Although the title suggests an exclusively historical analysis, this book provides a wide-ranging examination of English negation with an analysis that incorporates considerations from a variety of linguistic fields. By integrating the work of grammarians, historians, sociolinguists, and language acquisition theorists, Mazzon examines the complexities and interconnections of negation. The extensive use of electronic corpora for the study expands the book’s audience to include linguists who are studying other linguistic phenomena.

Ch. 1 sets the stage for the understanding of the previous work on negation and provides the context for understanding the driving forces for change in negation. The ‘neg-cycle’ is motivated by two conflicting principles in language: (1) the neg-first principle, and (2) the end-weight principle. The chapter also introduces the terms and conventions that are used throughout the book. Neg-Concord, or the use of multiple negation, is introduced and dealt with repeatedly in the text. Finally, the chapter introduces the methodology and sources for the data collection and analysis. Twenty-five electronic texts from Old and Middle English were analyzed in their entirety, and other texts from these eras were employed for sample sentences.

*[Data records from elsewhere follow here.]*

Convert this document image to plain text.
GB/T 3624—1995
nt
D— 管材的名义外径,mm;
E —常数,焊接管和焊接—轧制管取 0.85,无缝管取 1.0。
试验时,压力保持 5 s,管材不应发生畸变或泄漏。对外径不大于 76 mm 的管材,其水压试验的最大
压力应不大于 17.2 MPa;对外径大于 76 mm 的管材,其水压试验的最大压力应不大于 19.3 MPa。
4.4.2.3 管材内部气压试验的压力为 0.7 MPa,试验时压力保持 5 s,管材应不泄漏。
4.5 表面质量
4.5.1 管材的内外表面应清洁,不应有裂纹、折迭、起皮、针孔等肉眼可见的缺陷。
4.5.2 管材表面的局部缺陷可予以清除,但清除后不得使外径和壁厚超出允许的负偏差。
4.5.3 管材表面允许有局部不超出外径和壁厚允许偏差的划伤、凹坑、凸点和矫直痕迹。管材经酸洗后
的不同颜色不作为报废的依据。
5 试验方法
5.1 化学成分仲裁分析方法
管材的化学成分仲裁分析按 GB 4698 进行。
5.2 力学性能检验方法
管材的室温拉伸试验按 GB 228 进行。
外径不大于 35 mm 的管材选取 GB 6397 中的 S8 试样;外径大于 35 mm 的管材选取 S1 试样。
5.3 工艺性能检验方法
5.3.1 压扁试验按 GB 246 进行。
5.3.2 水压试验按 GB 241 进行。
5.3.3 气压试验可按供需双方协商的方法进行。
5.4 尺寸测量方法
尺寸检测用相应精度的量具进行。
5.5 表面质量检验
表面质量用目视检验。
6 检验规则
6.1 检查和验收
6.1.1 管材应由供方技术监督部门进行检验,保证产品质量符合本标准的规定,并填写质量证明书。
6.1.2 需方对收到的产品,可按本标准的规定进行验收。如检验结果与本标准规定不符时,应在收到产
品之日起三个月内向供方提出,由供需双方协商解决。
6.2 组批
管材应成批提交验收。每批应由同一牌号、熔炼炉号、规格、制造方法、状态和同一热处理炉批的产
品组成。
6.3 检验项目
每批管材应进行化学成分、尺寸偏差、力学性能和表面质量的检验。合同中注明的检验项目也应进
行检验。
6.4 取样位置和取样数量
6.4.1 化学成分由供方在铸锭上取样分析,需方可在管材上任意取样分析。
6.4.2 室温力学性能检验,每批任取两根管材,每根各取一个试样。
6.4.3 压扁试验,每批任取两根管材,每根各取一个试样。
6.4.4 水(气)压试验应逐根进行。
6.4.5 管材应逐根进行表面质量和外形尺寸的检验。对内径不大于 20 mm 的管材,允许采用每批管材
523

Chs. 2 and 3 describe changes that occurred over four periods: Old English, Early Middle English, English of the Middle Ages, and Early Modern English. The data show syntactic tendencies during these different times. As M warns, however, the data are not consistent within even a single document. The texts were from a wide spectrum of time, location, and genre, and often the examples of certain phenomena were limited. Despite her warning, the author demonstrates tendencies and trends that reflect in such areas as Neg-Concord, Neg-Coordination, and in constituent and affixal negation.

In Chs. 4–6 M changes direction in several ways: First, the focus moves to present-day English and the examples become more transparent for contemporary readers. Second, because data used for these chapters come from prior research on negation and not from corpora, the analysis shifts away from using frequency data. Last, and most important, the author begins to integrate the historical discussion with a wider range of negation issues. The issues include placement of negatives in the sentence, sentential vs. constituent negation, cliticization, and other semantic and syntactic issues. Further, the author deals with pragmatic considerations that motivate the way negation is communicated using politeness and hedging strategies. The final portion of the book examines [End Page 918] the implications of the conclusions from the analysis. After discussing the variations among nonstandard English varieties, M mentions implications for studies of language learning, language universals, and language change.

Two drawbacksof the volume are its lack of information about the statistical significance of the reported data, and the lack of glosses for samples of data presented from older English sources. Nevertheless, the book should be useful not only for linguists who are studying negation, but also for scholars of language change and variation, as the overall approach lends itself to the study of a wide range of linguistic forms.